David Sedaris author photo Credit Ingrid Christie
Credit: Ingrid Christie


The beauty of David Sedaris’ personality — and what keeps his readers come back for best-selling book after best-selling book — is his unwavering dedication to a helter-skelter train of thought. His latest essay collection, Calypso, contains his musings on everything from air travel etiquette to tanning to Japanese fashion. It’s his most personal and open book yet, shedding light on his late sister’s struggle with mental health, his mother’s addiction, and his own experiences with the legalization of gay marriage, but it still finds plenty of room for laughs.

It’s nearly impossible to page through Calypso without picking out dozens of his revelations, like the fact that the only perk about middle age is finally acquiring a guest room. Or that there’s no way Jesus could have been both tall and handsome. Or that the perfect pair of jeans is one that looks so worn that it may as well have been “pulled from the evidence rack at a murder trial.”

Sedaris is no different off the page. Ask him for his thoughts on Dickens and you’ll be treated to a delightful reflection on reading the Bible on death row. Those lucky enough to speak to him learn quickly they should sit down, shut up, and let his thoughts bubble up at random and awe-inspiring intervals. The same goes for writing anything about David Sedaris: It’s best to get the hell out of his way. He’s wearing pants from a murder trial, after all. Ahead, some life advice from America’s favorite essayist that you’d be foolish not to heed.

Classic literature is overrated

“I’ve never read any Dickens. Nothing. If people say, ‘I’m reading A Tale of Two Cities,’ I’ll nod thoughtfully. Not even thoughtfully, but like I’m reflecting on the first time I read it. And if I were locked in a bathroom, maybe I’d read it. Or if I was in prison. I’m saving it for one of those two occasions.”

So are some older works

“I’d also have to be in prison to read the Bible. Actually, I’d have to be on death row for me to read the Bible.”

Fashion is all about comfort

“I’ve been considering just wearing a caftan on my tour. The problem with a caftan is the men’s room. If you wanted to use the urinal in a caftan, you’d have to wear trousers underneath it, really. If you just had underpants on you’d have to pull all that stuff up. The good thing about a caftan is just covering up a lot of stuff you don’t want to deal with.”

There are pros and cons to luxury travel

“Because I travel so much, it’s much easier to do if you have a nice hotel. Generally speaking, if you have a lousy hotel you can probably come out of it with a story. But if you stay in a good hotel, you come out of it with your computer.”

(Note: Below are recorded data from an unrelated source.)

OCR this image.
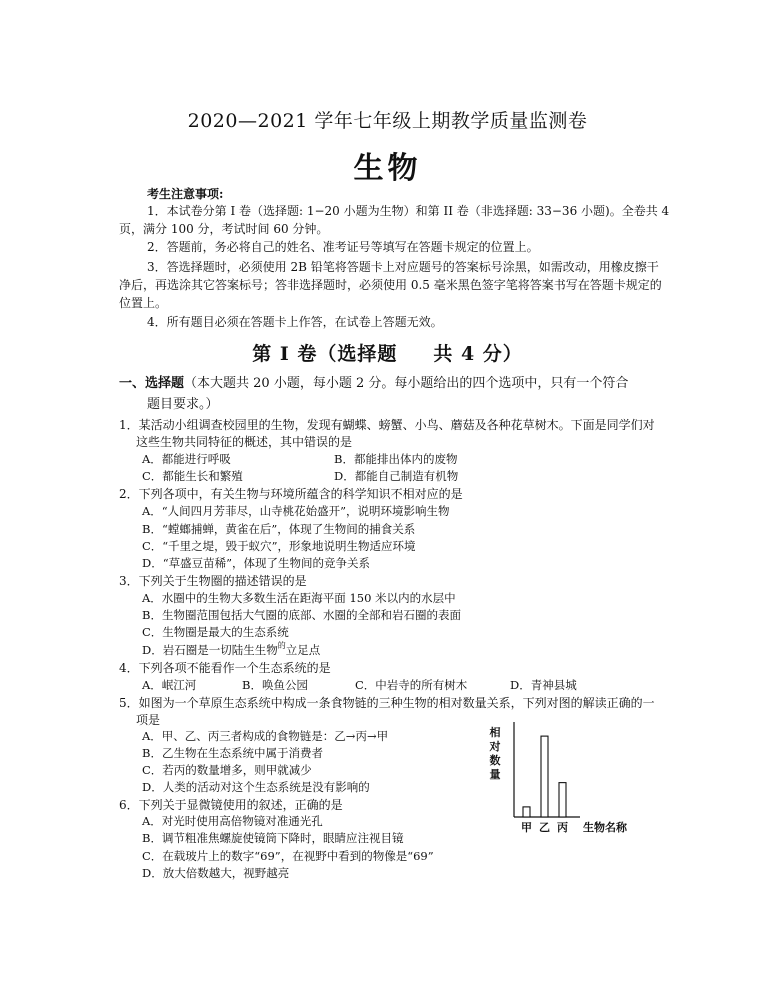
2020—2021 学年七年级上期教学质量监测卷
生物
考生注意事项:
1．本试卷分第 I 卷（选择题: 1−20 小题为生物）和第 II 卷（非选择题: 33−36 小题)。全卷共 4
页，满分 100 分，考试时间 60 分钟。
2．答题前，务必将自己的姓名、准考证号等填写在答题卡规定的位置上。
3．答选择题时，必须使用 2B 铅笔将答题卡上对应题号的答案标号涂黑，如需改动，用橡皮擦干
净后，再选涂其它答案标号；答非选择题时，必须使用 0.5 毫米黑色签字笔将答案书写在答题卡规定的
位置上。
4．所有题目必须在答题卡上作答，在试卷上答题无效。
第 I 卷（选择题 共 4 分）
一、选择题（本大题共 20 小题，每小题 2 分。每小题给出的四个选项中，只有一个符合
题目要求。）
1．某活动小组调查校园里的生物，发现有蝴蝶、螃蟹、小鸟、蘑菇及各种花草树木。下面是同学们对
这些生物共同特征的概述，其中错误的是
A．都能进行呼吸	B．都能排出体内的废物
C．都能生长和繁殖	D．都能自己制造有机物
2．下列各项中，有关生物与环境所蕴含的科学知识不相对应的是
A．“人间四月芳菲尽，山寺桃花始盛开”，说明环境影响生物
B．“螳螂捕蝉，黄雀在后”，体现了生物间的捕食关系
C．“千里之堤，毁于蚁穴”，形象地说明生物适应环境
D．“草盛豆苗稀”，体现了生物间的竞争关系
3．下列关于生物圈的描述错误的是
A．水圈中的生物大多数生活在距海平面 150 米以内的水层中
B．生物圈范围包括大气圈的底部、水圈的全部和岩石圈的表面
C．生物圈是最大的生态系统
D．岩石圈是一切陆生生物$^的$立足点
4．下列各项不能看作一个生态系统的是
A．岷江河	B．唤鱼公园	C．中岩寺的所有树木	D．青神县城
5．如图为一个草原生态系统中构成一条食物链的三种生物的相对数量关系，下列对图的解读正确的一
项是
A．甲、乙、丙三者构成的食物链是：乙→丙→甲
B．乙生物在生态系统中属于消费者
C．若丙的数量增多，则甲就减少
D．人类的活动对这个生态系统是没有影响的
6．下列关于显微镜使用的叙述，正确的是
A．对光时使用高倍物镜对准通光孔
B．调节粗准焦螺旋使镜筒下降时，眼睛应注视目镜
C．在载玻片上的数字“69”，在视野中看到的物像是“69”
D．放大倍数越大，视野越亮
相
对
数
量
甲 乙 丙 生物名称
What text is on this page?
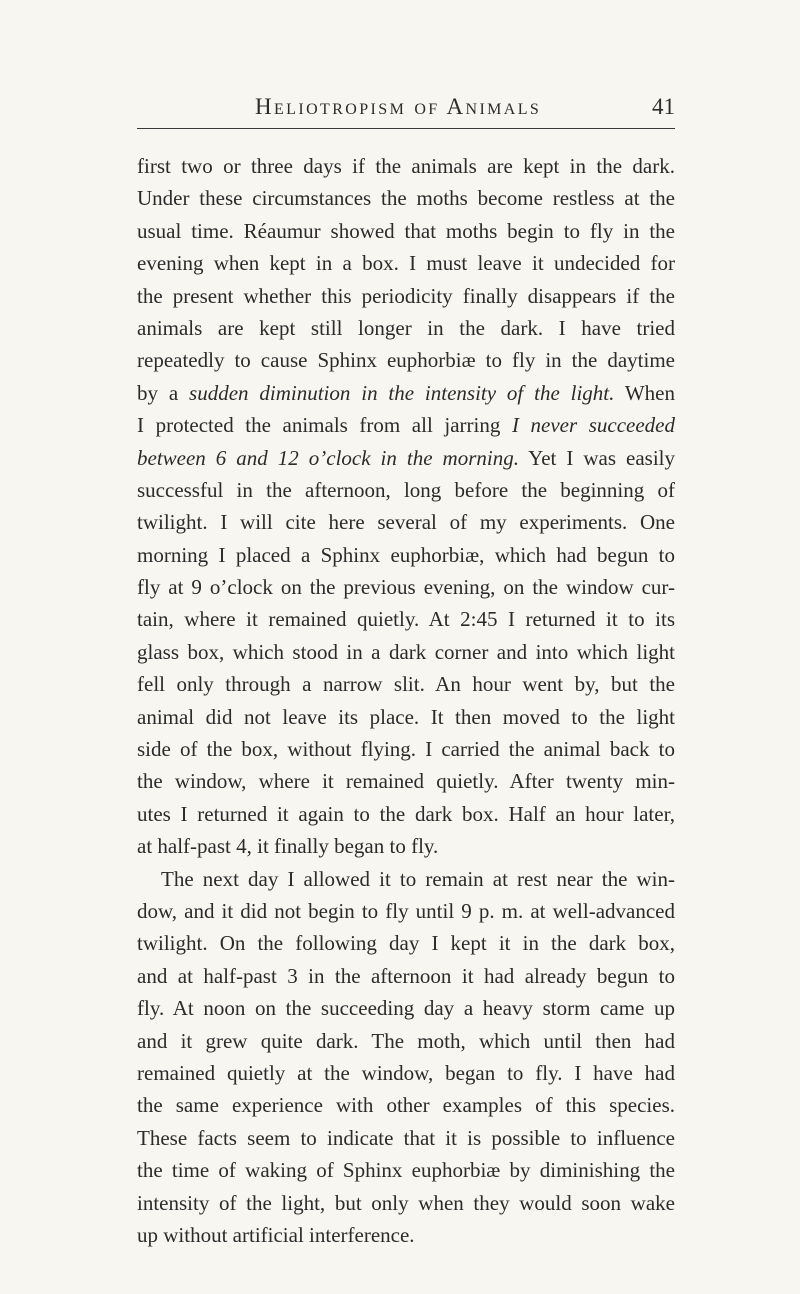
Heliotropism of Animals	41
first two or three days if the animals are kept in the dark.
Under these circumstances the moths become restless at the
usual time. Réaumur showed that moths begin to fly in the
evening when kept in a box. I must leave it undecided for
the present whether this periodicity finally disappears if the
animals are kept still longer in the dark. I have tried
repeatedly to cause Sphinx euphorbiæ to fly in the daytime
by a sudden diminution in the intensity of the light. When
I protected the animals from all jarring I never succeeded
between 6 and 12 o’clock in the morning. Yet I was easily
successful in the afternoon, long before the beginning of
twilight. I will cite here several of my experiments. One
morning I placed a Sphinx euphorbiæ, which had begun to
fly at 9 o’clock on the previous evening, on the window cur-
tain, where it remained quietly. At 2:45 I returned it to its
glass box, which stood in a dark corner and into which light
fell only through a narrow slit. An hour went by, but the
animal did not leave its place. It then moved to the light
side of the box, without flying. I carried the animal back to
the window, where it remained quietly. After twenty min-
utes I returned it again to the dark box. Half an hour later,
at half-past 4, it finally began to fly.
The next day I allowed it to remain at rest near the win-
dow, and it did not begin to fly until 9 p. m. at well-advanced
twilight. On the following day I kept it in the dark box,
and at half-past 3 in the afternoon it had already begun to
fly. At noon on the succeeding day a heavy storm came up
and it grew quite dark. The moth, which until then had
remained quietly at the window, began to fly. I have had
the same experience with other examples of this species.
These facts seem to indicate that it is possible to influence
the time of waking of Sphinx euphorbiæ by diminishing the
intensity of the light, but only when they would soon wake
up without artificial interference.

Put on your own oxygen mask before helping others

“After that woman was sucked out the window, I was boarding a plane like a week later, and this woman said, ‘Do you mind, how about if you take the window and I take the aisle?’ And I said, ‘Well, I’ll take the aisle because I asked for it.’ And she said, ‘To tell you the truth, I’m worried because that person was just sucked out of a plane, and what if that should happen a second time?’ And I said, ‘If it happens a second time, it’ll happen to you because I’m keeping my aisle seat.’”

Know your VIPs

“For as much as I travel, my plane’s never even come close to going down. When people tell me that they’re afraid of flying, I always suspect that they’re egotistical. I always say to them, ‘Oh, you’re so important that the plane is gonna go down?’ If the plane went down because an important person was on them, all my planes would go down.”

Use caution before you clean up trash on the side of the road

“I was picking up trash by the side of the road in West Sussex and I found, well, it was like… a wax [sex toy]. It was a huge, lifelike purple penis that somebody had bitten the top off of.”

Just stop wearing skinny jeans

“As a grown-up, you don’t want to dress too young for yourself. There was a guy next to me on the plane yesterday and he was wearing a pair of skinny jeans, and he was too old. Now, I don’t think skinny jeans look good on anybody, but this guy was, I don’t know, late 40s? He was just too old for them. So I guess that’s a fear, is that you don’t want to be dressing to look like you’re desperate.”

The Brits love a good royal-family joke

“There was a joke that I was telling, that I had in my diary book, and it was about Princess Diana. It was that Princess Diana and Mother Theresa are in heaven and Mother Theresa is complaining, ‘It’s not fair, all I ever did was devote myself to the poor and suffering, all she did was dress up and go to parties, how come she has a halo and I don’t?’ And God says, ‘It’s not a halo, it’s a steering wheel.’ And my boyfriend said, ‘Don’t you dare read that in England.’ And I read that joke in America and people are going, ‘Ugh,’ like, ‘Now you’re going too far.’ And in England they howled with laughter.”